Whatever you read in the media about railways in the north these days – whether it’s North West or North East, we see to have accepted that this was unforeseen, almost as if there was no plan. Now it seems the timetable problems have created a political North West versus North East skirmish, between councillors in Newcastle and the Regional Director of Northern Rail.
6 months ago we heard very little about timetable problems, cancelled or massively delayed trains, nor did we hear too much about shortages of trained train crews, but at the same time Government was advertising the biggest investment since the 1800s.
Was it a lack of communication between train operating companies, the owners of the rolling stock, Network Rail’s project management of electrification schemes, and overly long contractor and supplier chains?
Mike Paterson, the regional director for Northern, admitted that some trains had been kept in the north-west to deal with the problems, which were worse in that region.
“Because of delays to the electrification of the Manchester to Preston (via Bolton) line, we had to re-plan those timetables at short notice and keep some diesel trains in the north-west to help deliver services to our customers on those lines affected by the delay,” he said.
In his statement above, Mr Paterson appears to suggest that the timetable re-plan was done at short notice – so was there no contingency plan to cope with a potential electrification delay?

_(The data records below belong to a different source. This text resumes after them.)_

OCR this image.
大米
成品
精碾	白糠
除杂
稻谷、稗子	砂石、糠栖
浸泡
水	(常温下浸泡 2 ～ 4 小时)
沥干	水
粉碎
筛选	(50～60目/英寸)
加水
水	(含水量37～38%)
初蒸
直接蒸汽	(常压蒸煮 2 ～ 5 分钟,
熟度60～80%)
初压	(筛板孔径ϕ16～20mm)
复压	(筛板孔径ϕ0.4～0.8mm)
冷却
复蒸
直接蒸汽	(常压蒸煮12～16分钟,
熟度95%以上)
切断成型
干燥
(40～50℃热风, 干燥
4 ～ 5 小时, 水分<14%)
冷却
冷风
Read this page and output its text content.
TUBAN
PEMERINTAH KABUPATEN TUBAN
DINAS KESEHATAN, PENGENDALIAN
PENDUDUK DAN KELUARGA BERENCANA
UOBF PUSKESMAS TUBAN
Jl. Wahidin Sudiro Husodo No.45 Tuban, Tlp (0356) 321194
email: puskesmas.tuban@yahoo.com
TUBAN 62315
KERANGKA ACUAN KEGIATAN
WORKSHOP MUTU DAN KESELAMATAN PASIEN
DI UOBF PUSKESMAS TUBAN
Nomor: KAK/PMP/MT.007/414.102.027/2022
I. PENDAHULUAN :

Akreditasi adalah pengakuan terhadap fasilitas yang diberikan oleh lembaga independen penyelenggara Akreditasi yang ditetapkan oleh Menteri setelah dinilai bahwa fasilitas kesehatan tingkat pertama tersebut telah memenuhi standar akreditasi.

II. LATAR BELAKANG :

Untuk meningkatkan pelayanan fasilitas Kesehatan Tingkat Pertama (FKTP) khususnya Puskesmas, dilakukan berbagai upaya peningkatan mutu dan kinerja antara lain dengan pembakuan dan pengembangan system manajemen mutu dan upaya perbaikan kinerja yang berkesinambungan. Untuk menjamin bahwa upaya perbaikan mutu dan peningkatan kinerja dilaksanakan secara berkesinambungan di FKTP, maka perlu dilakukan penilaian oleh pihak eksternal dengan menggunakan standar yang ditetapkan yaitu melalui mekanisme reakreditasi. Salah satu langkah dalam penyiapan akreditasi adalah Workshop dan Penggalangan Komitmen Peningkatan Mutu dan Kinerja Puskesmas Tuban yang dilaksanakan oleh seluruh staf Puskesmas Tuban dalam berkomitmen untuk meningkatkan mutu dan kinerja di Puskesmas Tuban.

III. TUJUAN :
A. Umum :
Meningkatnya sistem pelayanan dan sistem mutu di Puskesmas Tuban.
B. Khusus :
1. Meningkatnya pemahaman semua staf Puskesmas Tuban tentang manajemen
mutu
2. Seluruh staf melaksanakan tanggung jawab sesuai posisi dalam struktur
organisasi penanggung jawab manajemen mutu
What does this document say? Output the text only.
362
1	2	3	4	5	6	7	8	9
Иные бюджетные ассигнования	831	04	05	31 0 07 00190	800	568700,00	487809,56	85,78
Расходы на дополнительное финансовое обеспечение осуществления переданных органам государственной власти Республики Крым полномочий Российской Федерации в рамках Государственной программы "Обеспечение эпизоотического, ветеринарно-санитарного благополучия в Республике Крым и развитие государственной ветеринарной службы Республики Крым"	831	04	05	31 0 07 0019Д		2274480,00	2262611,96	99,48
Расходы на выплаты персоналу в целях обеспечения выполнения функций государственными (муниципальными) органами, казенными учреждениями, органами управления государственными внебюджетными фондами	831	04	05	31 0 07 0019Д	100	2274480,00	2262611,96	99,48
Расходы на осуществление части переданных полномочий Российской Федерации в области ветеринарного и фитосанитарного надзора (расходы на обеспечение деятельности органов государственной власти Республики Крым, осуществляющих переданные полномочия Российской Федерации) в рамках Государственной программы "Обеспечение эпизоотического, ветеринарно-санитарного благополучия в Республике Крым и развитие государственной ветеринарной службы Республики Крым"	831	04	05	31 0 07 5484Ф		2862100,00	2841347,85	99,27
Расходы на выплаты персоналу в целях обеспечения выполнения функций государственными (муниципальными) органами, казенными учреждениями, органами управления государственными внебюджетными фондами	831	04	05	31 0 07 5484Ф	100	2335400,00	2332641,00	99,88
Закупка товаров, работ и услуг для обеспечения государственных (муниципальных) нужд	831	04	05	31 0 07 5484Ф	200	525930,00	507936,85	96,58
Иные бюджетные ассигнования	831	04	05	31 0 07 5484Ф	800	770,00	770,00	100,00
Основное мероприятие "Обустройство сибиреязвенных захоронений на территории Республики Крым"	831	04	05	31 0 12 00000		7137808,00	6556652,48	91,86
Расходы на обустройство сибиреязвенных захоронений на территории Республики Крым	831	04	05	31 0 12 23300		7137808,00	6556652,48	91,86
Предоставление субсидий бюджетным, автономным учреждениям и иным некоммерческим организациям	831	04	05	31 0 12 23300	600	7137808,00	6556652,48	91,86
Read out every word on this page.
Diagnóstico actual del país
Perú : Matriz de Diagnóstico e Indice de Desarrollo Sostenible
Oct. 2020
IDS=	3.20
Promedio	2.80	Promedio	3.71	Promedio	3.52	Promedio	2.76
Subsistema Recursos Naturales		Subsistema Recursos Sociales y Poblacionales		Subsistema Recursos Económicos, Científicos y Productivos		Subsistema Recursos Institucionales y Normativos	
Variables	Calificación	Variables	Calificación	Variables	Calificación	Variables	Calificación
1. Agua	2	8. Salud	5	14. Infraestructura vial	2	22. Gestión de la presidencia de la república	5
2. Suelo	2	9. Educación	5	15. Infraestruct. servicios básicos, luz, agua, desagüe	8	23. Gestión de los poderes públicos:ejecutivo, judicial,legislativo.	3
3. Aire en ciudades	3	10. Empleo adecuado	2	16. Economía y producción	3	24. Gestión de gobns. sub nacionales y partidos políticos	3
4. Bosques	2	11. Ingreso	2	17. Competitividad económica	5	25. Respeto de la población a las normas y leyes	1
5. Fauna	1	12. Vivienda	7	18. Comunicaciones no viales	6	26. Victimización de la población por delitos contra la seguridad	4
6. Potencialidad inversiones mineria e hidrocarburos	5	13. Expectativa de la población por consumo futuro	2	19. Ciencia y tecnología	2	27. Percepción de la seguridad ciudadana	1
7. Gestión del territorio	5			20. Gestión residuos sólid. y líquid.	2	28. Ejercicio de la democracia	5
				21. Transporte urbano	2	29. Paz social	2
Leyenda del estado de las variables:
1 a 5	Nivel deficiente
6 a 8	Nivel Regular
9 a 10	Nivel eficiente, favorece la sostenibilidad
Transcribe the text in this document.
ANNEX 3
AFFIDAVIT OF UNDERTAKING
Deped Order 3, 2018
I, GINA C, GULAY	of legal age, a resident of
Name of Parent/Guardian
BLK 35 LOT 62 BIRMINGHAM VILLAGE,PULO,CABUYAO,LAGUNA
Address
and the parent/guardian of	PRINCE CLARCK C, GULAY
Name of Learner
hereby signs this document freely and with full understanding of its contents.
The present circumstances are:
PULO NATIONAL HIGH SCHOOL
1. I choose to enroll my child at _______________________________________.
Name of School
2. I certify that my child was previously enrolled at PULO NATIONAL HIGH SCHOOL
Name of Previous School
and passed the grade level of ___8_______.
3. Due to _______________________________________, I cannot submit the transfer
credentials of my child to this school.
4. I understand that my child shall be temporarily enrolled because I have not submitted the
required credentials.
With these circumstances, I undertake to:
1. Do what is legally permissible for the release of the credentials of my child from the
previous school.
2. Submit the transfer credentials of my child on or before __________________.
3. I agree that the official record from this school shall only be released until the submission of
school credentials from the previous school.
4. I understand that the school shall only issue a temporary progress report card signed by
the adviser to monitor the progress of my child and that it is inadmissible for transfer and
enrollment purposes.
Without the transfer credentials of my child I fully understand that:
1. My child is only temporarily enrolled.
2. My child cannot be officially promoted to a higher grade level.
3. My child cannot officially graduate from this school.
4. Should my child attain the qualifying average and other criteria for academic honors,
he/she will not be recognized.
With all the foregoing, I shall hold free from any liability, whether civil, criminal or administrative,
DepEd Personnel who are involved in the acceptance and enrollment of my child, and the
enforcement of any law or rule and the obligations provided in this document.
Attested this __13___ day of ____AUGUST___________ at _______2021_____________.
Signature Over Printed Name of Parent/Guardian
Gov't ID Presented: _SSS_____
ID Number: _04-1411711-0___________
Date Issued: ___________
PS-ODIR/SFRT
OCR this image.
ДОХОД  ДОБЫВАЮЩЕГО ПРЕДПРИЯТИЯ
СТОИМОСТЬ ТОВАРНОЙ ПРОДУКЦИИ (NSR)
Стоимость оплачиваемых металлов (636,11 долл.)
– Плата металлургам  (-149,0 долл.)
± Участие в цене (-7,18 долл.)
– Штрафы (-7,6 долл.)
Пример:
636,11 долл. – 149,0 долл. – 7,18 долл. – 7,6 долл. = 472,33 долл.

Passengers in the North East have, like everyone else the right to complain when they are promised new trains in a great ‘modernisation plan’, and then get reconditioned trains instead. A great many trains across the northern routes are more than 25 or 30 years old, with some – like the ‘Pacers’ – operating services for which they were never intended. Are the reconditioned trains for the North East a ‘stop gap’ measure? Still, they are ‘digitised’, as Northern Rail suggest:
“These will feature free wifi, plug sockets, automated customer information screens and new seating – and some will even have full climate control,” said a spokesperson. “Our refurbished trains will feel like new and customers will experience a level of comfort not seen before on Northern services in the region.”
It’ll be interesting to see what happens next.
I don’t believe – I guess like many others – that simply nationalising the services in the north will end the problem quickly. Removing the franchise from Northern Rail and taking the routes and services into public ownership will still have those problems. Let’s say there is a new Northwest Rail and Northeast Rail – they will still be hamstrung by the need to manage relationships with rolling stock operators, manufacturers and Network Rail.
The skills of timetable planning, arranging for assets to be in the right place at the right time to move people and goods, alongside upgrades to infrastructure, signalling and telecoms seem to be in short supply? Or, is it a shortfall of project management skills, a lack of engineering skills and a reliance on short term contracts to do a job.
With so much of the franchised rail industry divided into so many different units, and in a small country like the UK, we have perhaps little hope of integrating land transport systems. The idea that British Rail in the 1970s and 1980s was worse than this is laughable nowadays.
Ah well, HS2 will be here soon – or will it be cancelled or delayed!